Echoes (part 2)


そんな折、いつものように近所の酒屋兼煙草屋で缶ビールとコーラ、それに私が常用している煙草「ホープ」を求めると、会話の中で店の女主人がこんなことを云った。「最近は若い人も“エコー”や“わかば”を買っていかれるんですよ――」。聞けば、それらの煙草は“旧三級品”という部類に属しているため税率が抑えられ、また、もともとの価格が安いだけに、エコーは値上がりしたのちも1箱240円と云う安さなのだとか(ホープは440円である)。私は「これだっ」と思い、早速エコーをひとつ求め、中学生の時分に初めて煙草を買ったときのような、わくわくする気持ちで家に帰った。

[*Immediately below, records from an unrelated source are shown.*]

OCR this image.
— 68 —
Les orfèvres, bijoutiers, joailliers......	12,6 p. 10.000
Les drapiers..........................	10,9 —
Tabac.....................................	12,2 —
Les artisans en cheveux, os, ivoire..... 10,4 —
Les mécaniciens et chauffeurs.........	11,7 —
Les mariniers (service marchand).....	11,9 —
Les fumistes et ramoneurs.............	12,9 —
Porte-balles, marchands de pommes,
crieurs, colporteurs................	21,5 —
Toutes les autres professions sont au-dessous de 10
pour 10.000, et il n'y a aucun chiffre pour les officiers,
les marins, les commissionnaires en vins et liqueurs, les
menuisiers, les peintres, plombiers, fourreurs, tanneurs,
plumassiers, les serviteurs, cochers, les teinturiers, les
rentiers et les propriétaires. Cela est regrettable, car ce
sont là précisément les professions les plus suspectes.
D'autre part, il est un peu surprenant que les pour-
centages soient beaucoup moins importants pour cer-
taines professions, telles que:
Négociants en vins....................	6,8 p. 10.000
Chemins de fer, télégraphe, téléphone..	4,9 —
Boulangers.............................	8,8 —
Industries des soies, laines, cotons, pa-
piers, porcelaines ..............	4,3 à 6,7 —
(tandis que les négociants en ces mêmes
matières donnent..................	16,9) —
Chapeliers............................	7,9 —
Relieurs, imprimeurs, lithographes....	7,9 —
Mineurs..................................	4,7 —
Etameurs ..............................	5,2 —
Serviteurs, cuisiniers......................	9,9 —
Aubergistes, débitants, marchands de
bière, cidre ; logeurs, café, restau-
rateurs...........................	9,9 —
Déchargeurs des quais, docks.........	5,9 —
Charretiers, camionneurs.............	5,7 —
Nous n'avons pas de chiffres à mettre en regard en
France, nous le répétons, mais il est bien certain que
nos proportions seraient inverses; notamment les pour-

私はバカのくせに、食い物や酒、女、煙草などの味には結構うるさい方で、「煙草ならなんでもいい」なぞ云うような考えは持てぬ。エコーなどのいわゆる“安煙草”と称されているものは、所詮それなりの味、香りで、即ち「まずい」と云う意味の話を、昔どこかで聞いたことがある。ゆえに私は過度の期待はせぬこととし、火をつけた。一服、二服して、ん?――。確かにうまいとは云い難いけれども、喫んでいて何の抵抗もない。良い感じなのだ。つまり、ホープとさしたる違いがないのである。私は再び「これだっ」と、今度は声に出して云った。そして瞬時に頭の中で、一と月の煙草代を計算した。ホープのおよそ半分である。私は掘出し物でも見つけたような、その場で小躍りしたくなるほどの気分であった。――のちにエコーについて調べてみたら、タール・ニコチンの数値がホープとほぼ同等ということが判った。そして煙草の長さが、他のものに比して短いという点もまた共通している(それはまあ、一目で判ることなのだが)――。




それから三月が経つ。現在ではすっかり馴れ親しんで常用しているが、自販機では売られていぬことも少なからずあるのが唯一の難点と云えよう。そんなときは、近くにコンビニや煙草屋などあればよいが、なければ仕方なくホープを買って喫んでいる。それが何やら、しばらくぶりに昔の女と再会したような、なんとも云えぬ気持ちにさせるのだから私はまたぞろ、お決まりの苦笑を洩らさずにはおれぬのである。